Is & ihi – Israel Randell on curating IHI

1 Apr 2026, Rachel Healy

Israel Randell
Israel Randell at the opening of the exhibition IHI at Pātaka Art+Museum. Photo: Mark Tantrum

IHI features the work of three emerging New Zealand artists, Axel Iva, Te Ara Minhinnick and Ming Ranginui, all playing with ideas of transitions and transformation. Co-curator Israel Randell explains the background to the show.

Is, you developed IHI with Pātaka lead curator, Ioana Gordon-Smith. Is it difficult to co-curate an exhibition?

Ioana and I came together to curate something new and fresh, and we’ve been running on vibes and lofty ideas, coupled with lots of support from the team at Pātaka to realise our ideas. It’s ebbed and flowed from there. Ioana is onsite at Pātaka, so she has had to handle a lot of the nitty-gritty details.

It’s been a fluid, and successful, co-curatorial process.

IHI at Pātaka
Ming Ranginui’s Dole House, 2023, made from satin, wadding, satin cord, diamantes, pearls and beads. Photo by Mark Tantrum

The concept of ihi is used in the exhibition to describe the magnetism enacted through the artists' work. It's more commonly explained as an internal force or ‘X-factor’. How did you decide to base the exhibition around it?

I always begin my projects with the artists, not the concept, and the starting point for this exhibition was these three emerging artists, Axel Iva, Te Ara Minhinnick and Ming Ranginui, who Ioana and I were intrigued and excited by. So, we based the exhibition around them – they are the exhibition.

The concept of ihi came to us once our ideas for the show were further developed. Ihi talks about the magnetic force that is cultivated within. So, it can describe an inner force, a type of internal magnetism that emerges from an individual and drives them.

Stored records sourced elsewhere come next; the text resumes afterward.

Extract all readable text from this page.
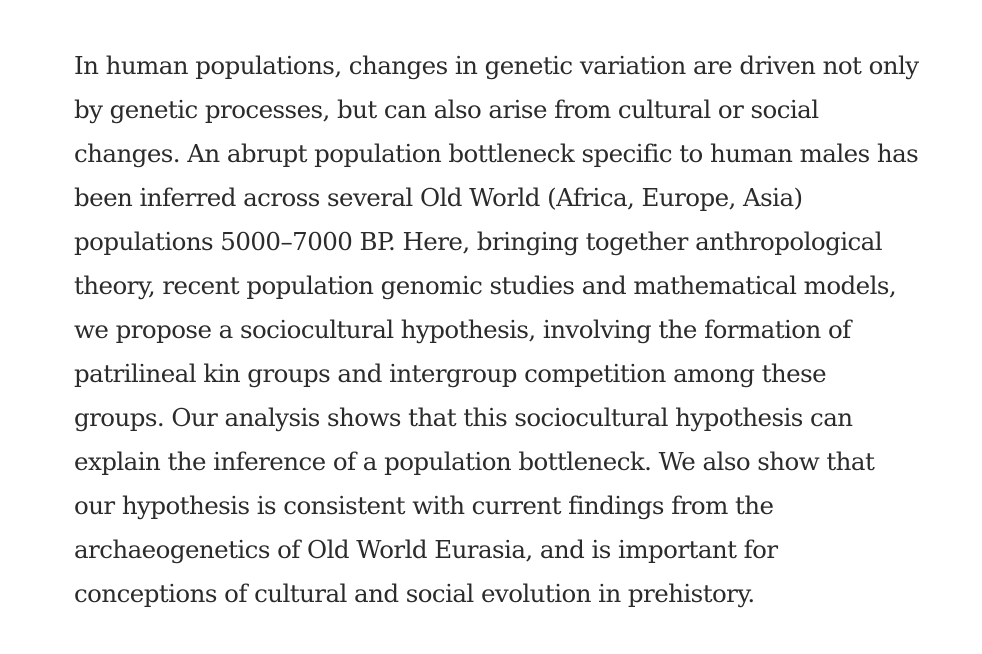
In human populations, changes in genetic variation are driven not only
by genetic processes, but can also arise from cultural or social
changes. An abrupt population bottleneck specific to human males has
been inferred across several Old World (Africa, Europe, Asia)
populations 5000–7000 BP. Here, bringing together anthropological
theory, recent population genomic studies and mathematical models,
we propose a sociocultural hypothesis, involving the formation of
patrilineal kin groups and intergroup competition among these
groups. Our analysis shows that this sociocultural hypothesis can
explain the inference of a population bottleneck. We also show that
our hypothesis is consistent with current findings from the
archaeogenetics of Old World Eurasia, and is important for
conceptions of cultural and social evolution in prehistory.
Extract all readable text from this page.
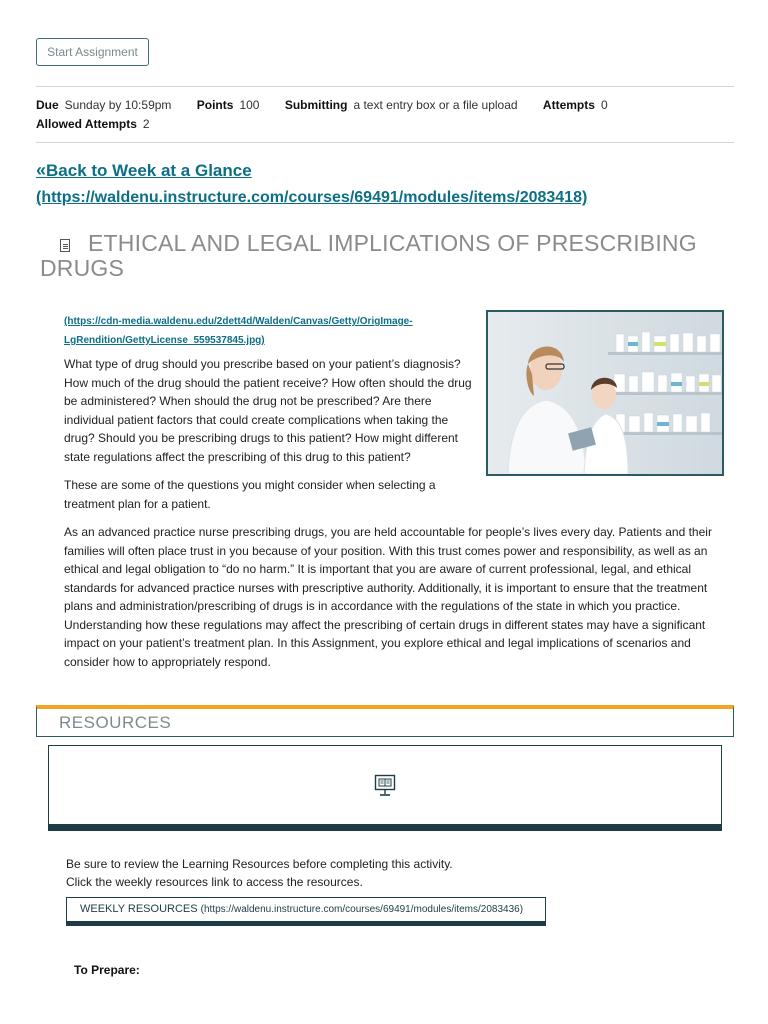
Start Assignment
Due Sunday by 10:59pm Points 100 Submitting a text entry box or a file upload Attempts 0
Allowed Attempts 2
«Back to Week at a Glance
(https://waldenu.instructure.com/courses/69491/modules/items/2083418)
ETHICAL AND LEGAL IMPLICATIONS OF PRESCRIBING
DRUGS
(https://cdn-media.waldenu.edu/2dett4d/Walden/Canvas/Getty/OrigImage-
LgRendition/GettyLicense_559537845.jpg)
What type of drug should you prescribe based on your patient’s diagnosis?
How much of the drug should the patient receive? How often should the drug
be administered? When should the drug not be prescribed? Are there
individual patient factors that could create complications when taking the
drug? Should you be prescribing drugs to this patient? How might different
state regulations affect the prescribing of this drug to this patient?
These are some of the questions you might consider when selecting a
treatment plan for a patient.
As an advanced practice nurse prescribing drugs, you are held accountable for people’s lives every day. Patients and their
families will often place trust in you because of your position. With this trust comes power and responsibility, as well as an
ethical and legal obligation to “do no harm.” It is important that you are aware of current professional, legal, and ethical
standards for advanced practice nurses with prescriptive authority. Additionally, it is important to ensure that the treatment
plans and administration/prescribing of drugs is in accordance with the regulations of the state in which you practice.
Understanding how these regulations may affect the prescribing of certain drugs in different states may have a significant
impact on your patient’s treatment plan. In this Assignment, you explore ethical and legal implications of scenarios and
consider how to appropriately respond.
RESOURCES
Be sure to review the Learning Resources before completing this activity.
Click the weekly resources link to access the resources.
WEEKLY RESOURCES (https://waldenu.instructure.com/courses/69491/modules/items/2083436)
To Prepare:
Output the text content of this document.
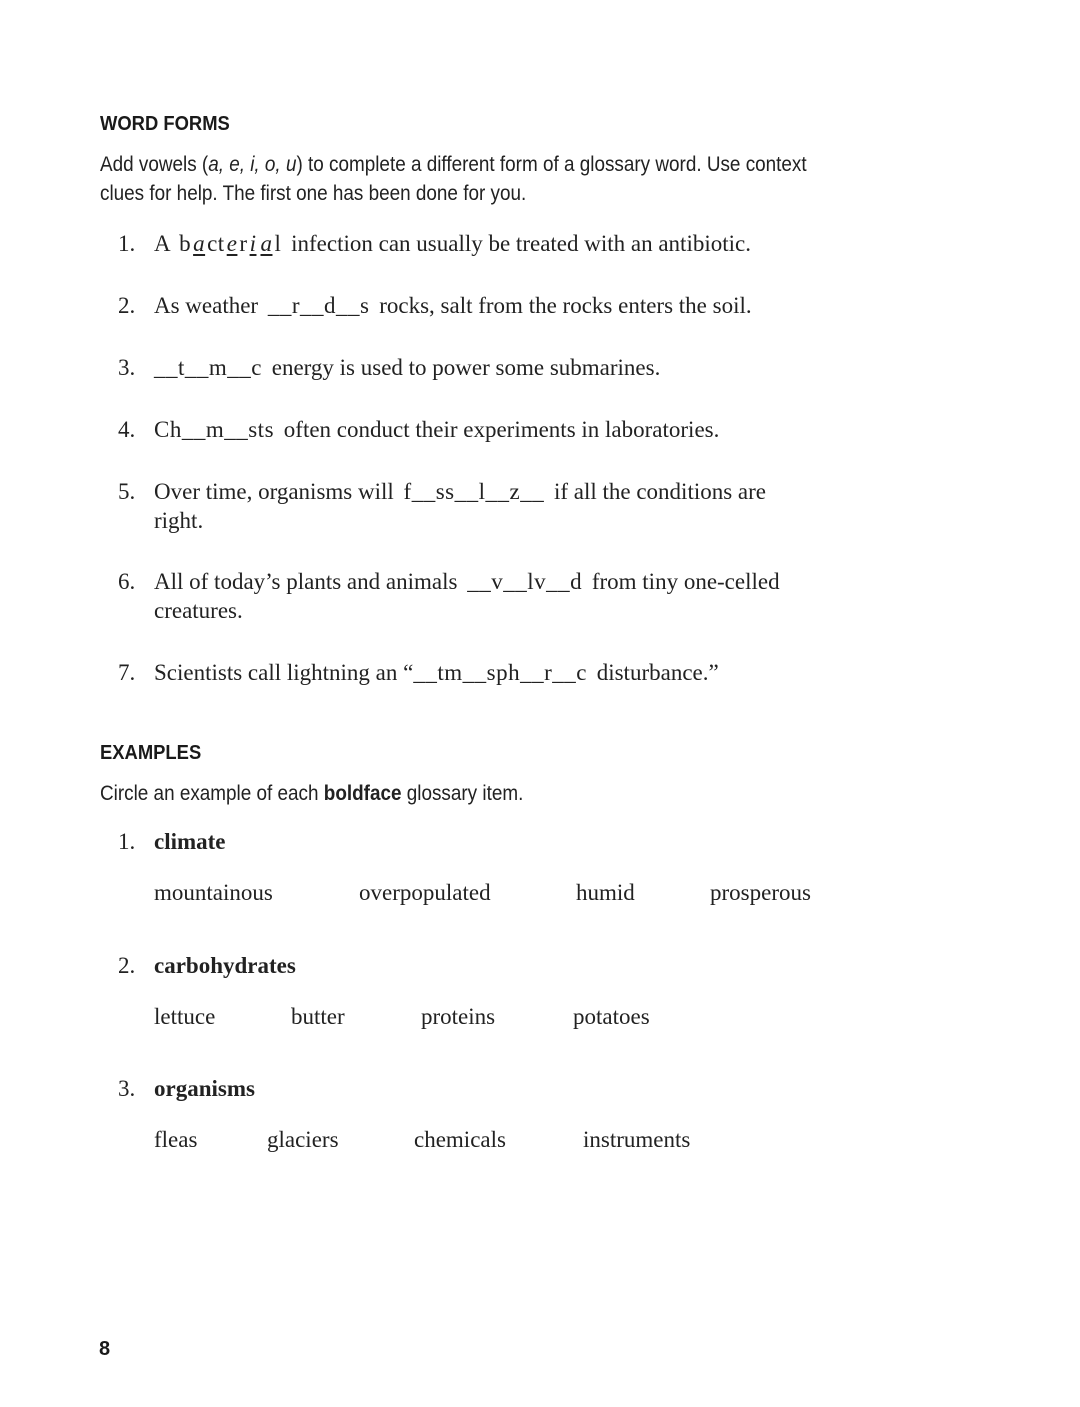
WORD FORMS
Add vowels (a, e, i, o, u) to complete a different form of a glossary word. Use context
clues for help. The first one has been done for you.
1. A bacteri al infection can usually be treated with an antibiotic.
2. As weather __r__d__s rocks, salt from the rocks enters the soil.
3. __t__m__c energy is used to power some submarines.
4. Ch__m__sts often conduct their experiments in laboratories.
5. Over time, organisms will f__ss__l__z__ if all the conditions are
right.
6. All of today’s plants and animals __v__lv__d from tiny one-celled
creatures.
7. Scientists call lightning an “__tm__sph__r__c disturbance.”
EXAMPLES
Circle an example of each boldface glossary item.
1. climate
mountainous	overpopulated	humid	prosperous
2. carbohydrates
lettuce	butter	proteins	potatoes
3. organisms
fleas	glaciers	chemicals	instruments
8
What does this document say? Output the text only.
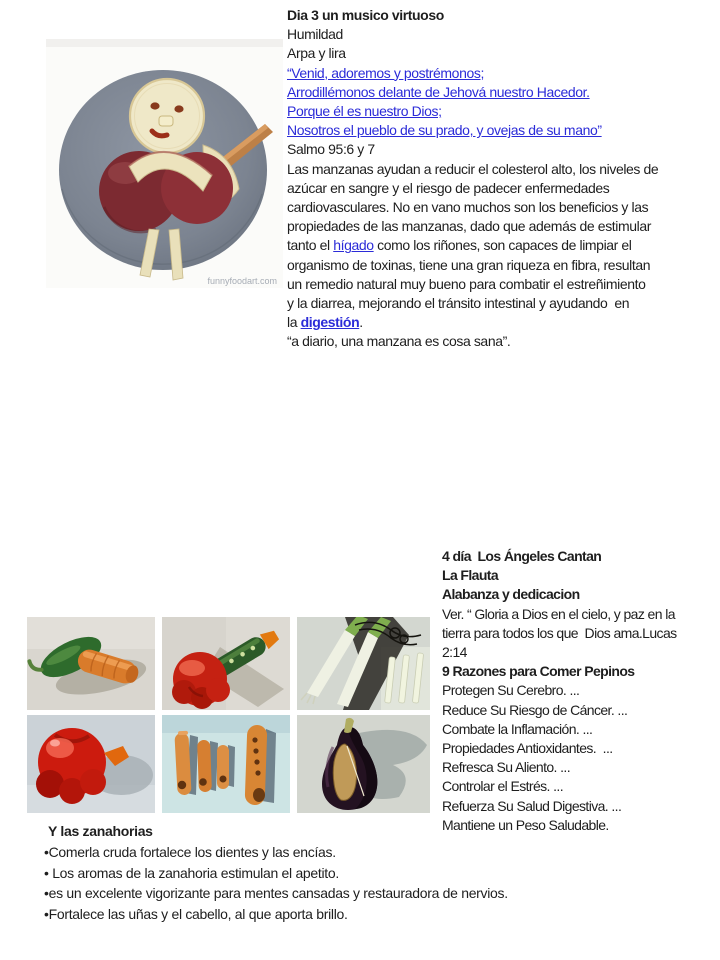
funnyfoodart.com
Dia 3 un musico virtuoso
Humildad
Arpa y lira
“Venid, adoremos y postrémonos;
Arrodillémonos delante de Jehová nuestro Hacedor.
Porque él es nuestro Dios;
Nosotros el pueblo de su prado, y ovejas de su mano”
Salmo 95:6 y 7
Las manzanas ayudan a reducir el colesterol alto, los niveles de
azúcar en sangre y el riesgo de padecer enfermedades
cardiovasculares. No en vano muchos son los beneficios y las
propiedades de las manzanas, dado que además de estimular
tanto el hígado como los riñones, son capaces de limpiar el
organismo de toxinas, tiene una gran riqueza en fibra, resultan
un remedio natural muy bueno para combatir el estreñimiento
y la diarrea, mejorando el tránsito intestinal y ayudando  en
la digestión.
“a diario, una manzana es cosa sana”.
4 día  Los Ángeles Cantan
La Flauta
Alabanza y dedicacion
Ver. “ Gloria a Dios en el cielo, y paz en la
tierra para todos los que  Dios ama.Lucas
2:14
9 Razones para Comer Pepinos
Protegen Su Cerebro. ...
Reduce Su Riesgo de Cáncer. ...
Combate la Inflamación. ...
Propiedades Antioxidantes.  ...
Refresca Su Aliento. ...
Controlar el Estrés. ...
Refuerza Su Salud Digestiva. ...
Mantiene un Peso Saludable.
Y las zanahorias
•Comerla cruda fortalece los dientes y las encías.
• Los aromas de la zanahoria estimulan el apetito.
•es un excelente vigorizante para mentes cansadas y restauradora de nervios.
•Fortalece las uñas y el cabello, al que aporta brillo.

For this show, we expanded on that to acknowledge the ways the artists use ihi in their artworks to draw us in. We also ask: what happens when you put these materials together and these artists in conversation with each other? How does the meaning of an object change when its environment or location moves? How do materials and forms change through space or time? In the exhibition, materials appear in unexpected places, and familiar forms appear altered, reshaped by new contexts.

The concept of ihi emerges in subtle ways, through how the works are positioned and an attention to detail.

IHI Pātaka
Axel Iva's Vilt, 2025, is made from twinwall polycarbonate and PVC tubing. Photo by Mark Tantrum

Do you think IHI is one of those shows that visitors will respond to without the need for a detailed explanation?

It’s definitely a show that you’re meant to feel, and the text we wrote for it is intentionally subtle. Ihi is an exhibition to be felt, seen, and experienced.

Can you see connections between this exhibition and your own work as a multi-disciplinary artist?

Yes, my art practice is also concerned with space, light, materials and process, so it does make sense that I’m so interested in an exhibition like this.

artwork by Te Ara Minhinnick
Tuu iho nei by Te Ara Minhinnick, 2026, made from Karioitahi onepuu, magnets, galvanised wire. Photo: Mark Tantrum.

IHI, featuring Axel Iva, Te Ara Minhinnick and Ming Ranginui, continues at Pātaka Art+Museum until 19 July 2026. Free entry.